Psychopharmacological Crime

  • A form of drug-related crime that occurs as a result of the acute & chronic effects produced by a psychoactive substance.

  • It is estimated that 25-50% of incarcerated offenders in North America report being under the influence of a psychoactive substance at the time of their offence.

  • The fact that one is intoxicated while offending does not prove that the substance caused the person to commit the crime; the effects of intoxication, withdrawal or long-term neurological changes could increase the likelihood of crime & violence.


  • Stimulants

    • Amphetamines most frequently implicated with violent behaviour (correlation).

    • Inconsistent findings regarding cocaine use & violence.

    • Stimulants enhance arousal, mood, activity → increased potential for interpersonal conflict.

    • Paranoid delusions and/or emotional instability/impulsivity.

  • Hallucinogens

    • They exhibit the weakest relationship to crime & violence.

    • PCP use: unclear relationship with violent behaviour. LSD: no evidence.

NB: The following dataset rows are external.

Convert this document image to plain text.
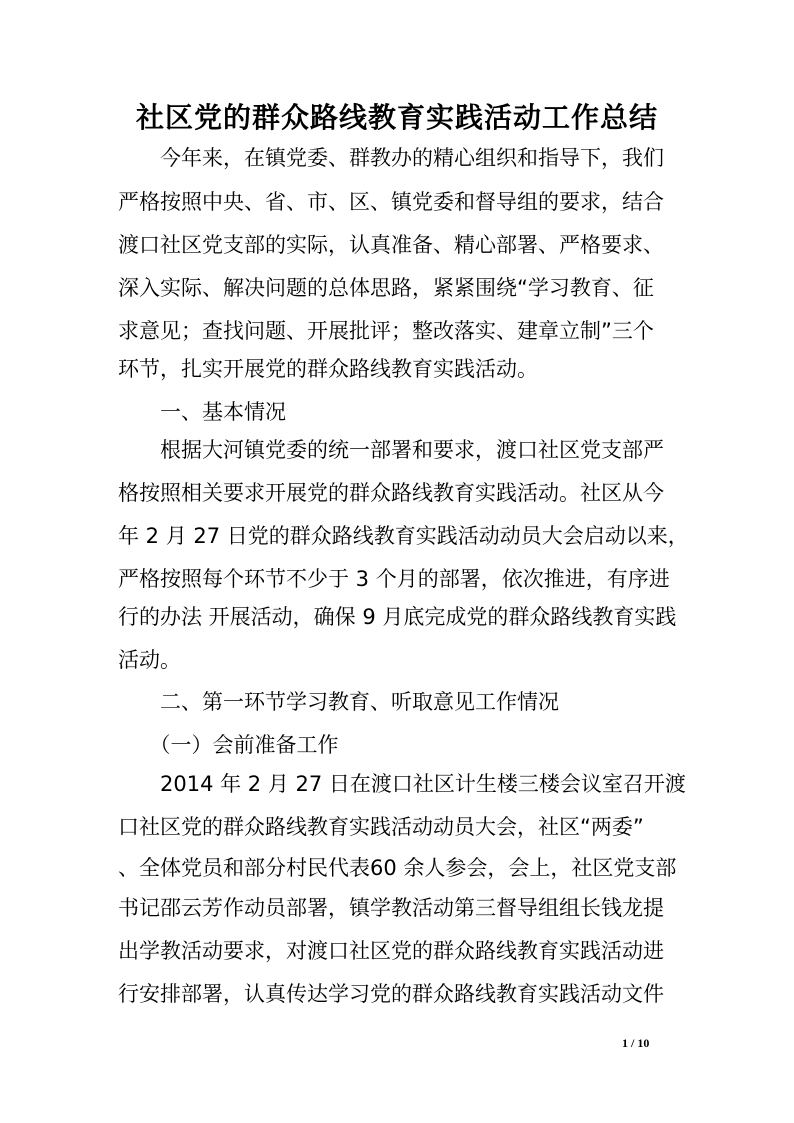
社区党的群众路线教育实践活动工作总结
　　今年来，在镇党委、群教办的精心组织和指导下，我们
严格按照中央、省、市、区、镇党委和督导组的要求，结合
渡口社区党支部的实际，认真准备、精心部署、严格要求、
深入实际、解决问题的总体思路，紧紧围绕“学习教育、征
求意见；查找问题、开展批评；整改落实、建章立制”三个
环节，扎实开展党的群众路线教育实践活动。
　　一、基本情况
　　根据大河镇党委的统一部署和要求，渡口社区党支部严
格按照相关要求开展党的群众路线教育实践活动。社区从今
年 2 月 27 日党的群众路线教育实践活动动员大会启动以来，
严格按照每个环节不少于 3 个月的部署，依次推进，有序进
行的办法 开展活动，确保 9 月底完成党的群众路线教育实践
活动。
　　二、第一环节学习教育、听取意见工作情况
　　（一）会前准备工作
　　2014 年 2 月 27 日在渡口社区计生楼三楼会议室召开渡
口社区党的群众路线教育实践活动动员大会，社区“两委”
、全体党员和部分村民代表60 余人参会，会上，社区党支部
书记邵云芳作动员部署，镇学教活动第三督导组组长钱龙提
出学教活动要求，对渡口社区党的群众路线教育实践活动进
行安排部署，认真传达学习党的群众路线教育实践活动文件
1 / 10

    • Cannabis withdrawal (but not intoxication) can induce aggressive & violent behaviour.


  • Depressants

    • Disinhibition, poor judgement.

    • Alcohol: Most strongly associated with crime & violence.

    • Benzodiazepines: Dose-dependent psychopharmacological effects (low doses related to aggressive behaviour).

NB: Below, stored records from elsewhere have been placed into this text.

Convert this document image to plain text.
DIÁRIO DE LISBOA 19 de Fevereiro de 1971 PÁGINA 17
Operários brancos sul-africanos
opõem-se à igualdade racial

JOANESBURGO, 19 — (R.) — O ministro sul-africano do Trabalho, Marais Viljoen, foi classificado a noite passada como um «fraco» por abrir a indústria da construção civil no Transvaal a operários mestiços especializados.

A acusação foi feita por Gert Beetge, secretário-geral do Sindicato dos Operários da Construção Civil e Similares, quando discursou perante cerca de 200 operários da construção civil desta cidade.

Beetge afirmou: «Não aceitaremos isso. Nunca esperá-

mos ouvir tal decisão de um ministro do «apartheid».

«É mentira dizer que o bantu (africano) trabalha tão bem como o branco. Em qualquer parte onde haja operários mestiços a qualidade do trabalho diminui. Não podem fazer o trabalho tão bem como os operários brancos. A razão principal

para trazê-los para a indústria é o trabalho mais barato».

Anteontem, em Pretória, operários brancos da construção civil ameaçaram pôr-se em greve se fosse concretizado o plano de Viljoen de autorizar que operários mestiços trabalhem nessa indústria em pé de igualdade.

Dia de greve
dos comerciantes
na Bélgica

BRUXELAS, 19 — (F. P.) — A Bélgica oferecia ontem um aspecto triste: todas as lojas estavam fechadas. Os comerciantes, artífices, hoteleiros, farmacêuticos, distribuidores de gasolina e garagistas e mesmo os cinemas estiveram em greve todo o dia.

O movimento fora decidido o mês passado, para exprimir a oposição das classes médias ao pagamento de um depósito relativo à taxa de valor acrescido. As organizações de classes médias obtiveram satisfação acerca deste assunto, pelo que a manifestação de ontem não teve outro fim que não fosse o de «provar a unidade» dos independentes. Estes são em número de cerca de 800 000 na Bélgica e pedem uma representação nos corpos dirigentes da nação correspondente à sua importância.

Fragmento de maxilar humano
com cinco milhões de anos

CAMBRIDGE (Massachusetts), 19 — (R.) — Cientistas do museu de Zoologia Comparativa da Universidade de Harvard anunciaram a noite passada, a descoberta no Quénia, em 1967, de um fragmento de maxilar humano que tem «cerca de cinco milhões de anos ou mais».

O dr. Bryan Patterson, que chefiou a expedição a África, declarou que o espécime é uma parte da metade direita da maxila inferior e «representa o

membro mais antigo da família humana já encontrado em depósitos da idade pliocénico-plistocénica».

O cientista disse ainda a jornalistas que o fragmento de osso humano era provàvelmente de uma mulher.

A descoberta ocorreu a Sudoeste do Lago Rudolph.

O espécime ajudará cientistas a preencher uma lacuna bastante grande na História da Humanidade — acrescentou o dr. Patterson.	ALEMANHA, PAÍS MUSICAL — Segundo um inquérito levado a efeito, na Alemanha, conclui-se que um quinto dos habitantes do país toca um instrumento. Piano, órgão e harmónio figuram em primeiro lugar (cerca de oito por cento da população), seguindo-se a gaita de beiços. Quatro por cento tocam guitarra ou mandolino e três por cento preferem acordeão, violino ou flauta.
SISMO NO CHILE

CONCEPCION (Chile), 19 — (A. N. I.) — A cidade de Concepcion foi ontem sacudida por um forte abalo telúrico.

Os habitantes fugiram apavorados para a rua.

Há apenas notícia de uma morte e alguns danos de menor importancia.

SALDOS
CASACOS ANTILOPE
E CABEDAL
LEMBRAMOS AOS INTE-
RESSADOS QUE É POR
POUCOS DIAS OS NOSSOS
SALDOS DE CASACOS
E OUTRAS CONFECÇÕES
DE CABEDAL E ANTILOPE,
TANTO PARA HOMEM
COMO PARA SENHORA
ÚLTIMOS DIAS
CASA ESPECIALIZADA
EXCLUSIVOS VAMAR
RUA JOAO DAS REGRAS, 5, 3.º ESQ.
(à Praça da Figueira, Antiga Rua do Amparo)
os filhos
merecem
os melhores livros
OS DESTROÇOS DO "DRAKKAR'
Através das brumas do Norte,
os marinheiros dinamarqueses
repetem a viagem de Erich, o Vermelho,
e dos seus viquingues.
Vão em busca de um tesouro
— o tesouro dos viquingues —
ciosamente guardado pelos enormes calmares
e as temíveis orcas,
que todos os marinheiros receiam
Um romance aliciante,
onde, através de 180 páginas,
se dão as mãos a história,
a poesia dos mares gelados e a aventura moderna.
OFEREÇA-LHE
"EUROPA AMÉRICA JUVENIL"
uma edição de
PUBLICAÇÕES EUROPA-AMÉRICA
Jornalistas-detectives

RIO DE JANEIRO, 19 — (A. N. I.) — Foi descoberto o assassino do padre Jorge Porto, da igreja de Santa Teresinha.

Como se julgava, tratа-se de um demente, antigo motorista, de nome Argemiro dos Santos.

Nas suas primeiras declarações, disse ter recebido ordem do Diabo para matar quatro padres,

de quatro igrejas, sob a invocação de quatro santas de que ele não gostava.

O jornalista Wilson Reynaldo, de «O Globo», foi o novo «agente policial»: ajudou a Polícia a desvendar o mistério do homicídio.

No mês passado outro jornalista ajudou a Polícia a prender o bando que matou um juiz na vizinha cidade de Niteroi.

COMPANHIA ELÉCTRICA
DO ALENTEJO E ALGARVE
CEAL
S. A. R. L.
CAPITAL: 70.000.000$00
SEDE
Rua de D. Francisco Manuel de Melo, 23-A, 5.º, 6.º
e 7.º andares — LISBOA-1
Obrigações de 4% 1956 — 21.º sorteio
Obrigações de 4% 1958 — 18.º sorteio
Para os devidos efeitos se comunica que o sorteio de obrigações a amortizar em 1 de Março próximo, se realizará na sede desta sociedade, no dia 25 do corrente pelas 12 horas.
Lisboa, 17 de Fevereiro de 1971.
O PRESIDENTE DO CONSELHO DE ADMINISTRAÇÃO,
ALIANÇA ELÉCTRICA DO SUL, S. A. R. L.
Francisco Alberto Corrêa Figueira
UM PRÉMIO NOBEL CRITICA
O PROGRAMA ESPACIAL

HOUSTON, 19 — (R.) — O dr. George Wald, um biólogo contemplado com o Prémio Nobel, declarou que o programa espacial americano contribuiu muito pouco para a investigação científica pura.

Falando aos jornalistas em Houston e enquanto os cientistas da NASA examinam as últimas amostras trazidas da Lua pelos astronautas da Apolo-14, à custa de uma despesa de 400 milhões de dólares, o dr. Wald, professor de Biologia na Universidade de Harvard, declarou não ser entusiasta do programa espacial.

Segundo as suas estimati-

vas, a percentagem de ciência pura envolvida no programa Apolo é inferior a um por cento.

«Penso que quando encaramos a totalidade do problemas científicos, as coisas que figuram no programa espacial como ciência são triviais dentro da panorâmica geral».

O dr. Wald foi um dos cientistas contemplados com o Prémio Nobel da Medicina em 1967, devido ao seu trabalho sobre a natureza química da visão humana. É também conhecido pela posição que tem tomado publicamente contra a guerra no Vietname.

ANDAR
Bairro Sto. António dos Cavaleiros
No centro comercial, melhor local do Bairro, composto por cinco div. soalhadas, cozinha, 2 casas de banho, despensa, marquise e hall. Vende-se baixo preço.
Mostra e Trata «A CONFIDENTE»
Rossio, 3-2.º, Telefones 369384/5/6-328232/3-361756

    • Opioid intoxication does not seem to facilitate aggression (“reverse psychopharmacological effect”), but withdrawal may have this effect).

      • Ex: unbearable symptoms, or self-medication hypothesis.


Theories of the Alcohol-Violence Relationship

  • 3 categories of theories

    1. Disinhibition theories

    2. Cognitive disruption theories

    3. Expectancy theories


Disinhibition Theories

  • Alcohol depresses functioning in areas of the brain responsible for behavioural control and, as a result of intoxication, behaviours normally suppressed are exhibited.

  • Alcohol intoxication does not inevitably lead to aggressive behaviour; its influence depends on individual characteristics & circumstances.

  • Selective disinhibition: According to Parker & Rebhun (1995), the effect of alcohol in the disinhibiting violence depends on the perceived effectiveness of acting violently in the particular circumstances.


  • Active constraint: The relatively large conscious & deliberate effort needed to act in a socially acceptable manner in situations where acting violently is perceived to be an effective & desirable course of action. The level of intoxication required to override active constraint is contingent on the person & the situation.

  • Passive constraint: The relatively small conscious & deliberate effort needed to act in a socially acceptable manner in situations where acting violently is perceived to be an ineffective or undesirable course of action.


Cognitive-Interference Theories

  • Alcohol intoxication impairs human social cognition (ex: encoding & processing of information) in ways that increase the chance of aggressive & violent behaviour.

  • Misinterpretation of thoughts & actions of others during social interactions (ex: misunderstandings → increased chance of inappropriate or violent behaviour).

  • Information processing errors are attributed to the temporary psychopharmacological effects of alcohol (not to the individual’s way of thinking that is stressed by information processing theories).


  • The self-awareness model: People must be actively conscious of what they are doing in order to evaluate their conduct against relevant internal & external standards of behaviour.